From El Universal yesterday. (My translation)
By Aída Ulloa
The sudden fall of the plane in which Secretary of Government Juan Camilo Mouriño died was caused by a burst of turbulence and the inexperience of the pilot and copilot, according to the most solid hypothesis.
The secretary of Communication and Transport Luiz Téllez explained that the Learjet 45 that carried the Secretary and the former antidrug chief José Luis Santiago Vasconcelos did not begin to decelerate significantly until a minute and 12 seconds after the control tower ordered them to. At that moment a Mexicana Boeing 767 was approaching them.

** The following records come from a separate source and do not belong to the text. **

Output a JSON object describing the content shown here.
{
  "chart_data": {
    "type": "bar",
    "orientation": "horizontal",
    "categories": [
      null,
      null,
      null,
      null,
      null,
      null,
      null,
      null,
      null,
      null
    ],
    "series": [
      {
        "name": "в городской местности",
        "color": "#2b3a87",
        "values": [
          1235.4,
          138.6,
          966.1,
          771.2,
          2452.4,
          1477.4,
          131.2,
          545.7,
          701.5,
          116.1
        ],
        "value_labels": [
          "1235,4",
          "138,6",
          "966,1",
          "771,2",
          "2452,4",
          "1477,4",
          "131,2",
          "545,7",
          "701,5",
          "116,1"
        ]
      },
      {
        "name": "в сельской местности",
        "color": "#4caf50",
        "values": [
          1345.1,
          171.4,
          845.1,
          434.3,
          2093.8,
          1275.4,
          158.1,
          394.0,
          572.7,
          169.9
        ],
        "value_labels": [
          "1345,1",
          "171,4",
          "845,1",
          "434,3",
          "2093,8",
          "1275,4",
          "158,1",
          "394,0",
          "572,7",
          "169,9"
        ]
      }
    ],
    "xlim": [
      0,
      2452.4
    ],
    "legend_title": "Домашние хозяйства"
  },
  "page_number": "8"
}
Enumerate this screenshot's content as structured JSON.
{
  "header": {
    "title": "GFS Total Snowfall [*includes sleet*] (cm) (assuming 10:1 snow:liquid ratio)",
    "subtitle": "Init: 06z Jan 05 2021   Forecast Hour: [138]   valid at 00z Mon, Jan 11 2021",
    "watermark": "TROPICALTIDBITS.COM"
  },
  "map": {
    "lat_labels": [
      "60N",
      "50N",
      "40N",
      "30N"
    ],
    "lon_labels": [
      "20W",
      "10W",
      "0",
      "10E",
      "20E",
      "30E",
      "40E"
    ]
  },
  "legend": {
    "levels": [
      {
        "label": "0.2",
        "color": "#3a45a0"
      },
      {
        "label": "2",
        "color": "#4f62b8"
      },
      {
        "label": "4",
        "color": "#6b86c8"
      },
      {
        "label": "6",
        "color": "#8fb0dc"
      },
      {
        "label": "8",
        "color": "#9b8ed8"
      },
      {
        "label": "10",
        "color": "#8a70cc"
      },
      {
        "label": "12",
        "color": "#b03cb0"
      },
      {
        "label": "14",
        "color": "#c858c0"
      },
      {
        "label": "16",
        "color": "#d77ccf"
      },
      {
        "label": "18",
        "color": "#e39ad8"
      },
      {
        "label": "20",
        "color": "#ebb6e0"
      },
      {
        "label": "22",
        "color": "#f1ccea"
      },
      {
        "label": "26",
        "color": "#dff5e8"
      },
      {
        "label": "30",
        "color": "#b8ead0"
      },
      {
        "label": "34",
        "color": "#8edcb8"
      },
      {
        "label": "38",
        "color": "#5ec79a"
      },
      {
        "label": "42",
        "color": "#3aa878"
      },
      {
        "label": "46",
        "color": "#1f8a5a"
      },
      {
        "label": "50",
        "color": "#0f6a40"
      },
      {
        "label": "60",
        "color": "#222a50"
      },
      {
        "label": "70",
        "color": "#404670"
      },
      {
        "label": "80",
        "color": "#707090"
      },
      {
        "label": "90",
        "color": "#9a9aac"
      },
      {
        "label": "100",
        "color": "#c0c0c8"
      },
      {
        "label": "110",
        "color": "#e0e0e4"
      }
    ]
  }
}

Téllez said that the distance between a plane in the heavy category like a B67 which weighs 175 tons and one in the medium category like the Learjet 45 which weighs 9.4 tons should be a minimum of 5 miles. At the moment that the smaller plane lost contact with radar, the distance between the two planes was 4.15 miles.
"It's possible that the plane lost control because of the turbulence....This is a solid hypothesis," Tellez said.
During the press conference the secretary also mentioned "presumed deficiencies" in the certification process of the pilot and copilot. Although they had 3675 and 11809 hours of flying time respectively they had very few hours of training in the operation of a Learjet 45.
"It appears that they weren't sufficiently familiar with the plane" Téllez reported, adding that how they obtained their certificates for handling a Learjet was already under investigation.
Tellez said that the audio of the black box showed, among the deficiencies, a lack of familiarity on the part of the two pilots with the cabin instruments and a repeated failure to introduce data into the electronic systems. "Furthermore there was a notable disorientation in respect to geographic location" he added.
Tellez said that from the moment the pilots made reference to the turbulence the situation worsened in seconds. The copilot, with more experience assumed command and tried to retake the controls but he did not have time. "There were expressions of angush impotence and desperation and then there was silence."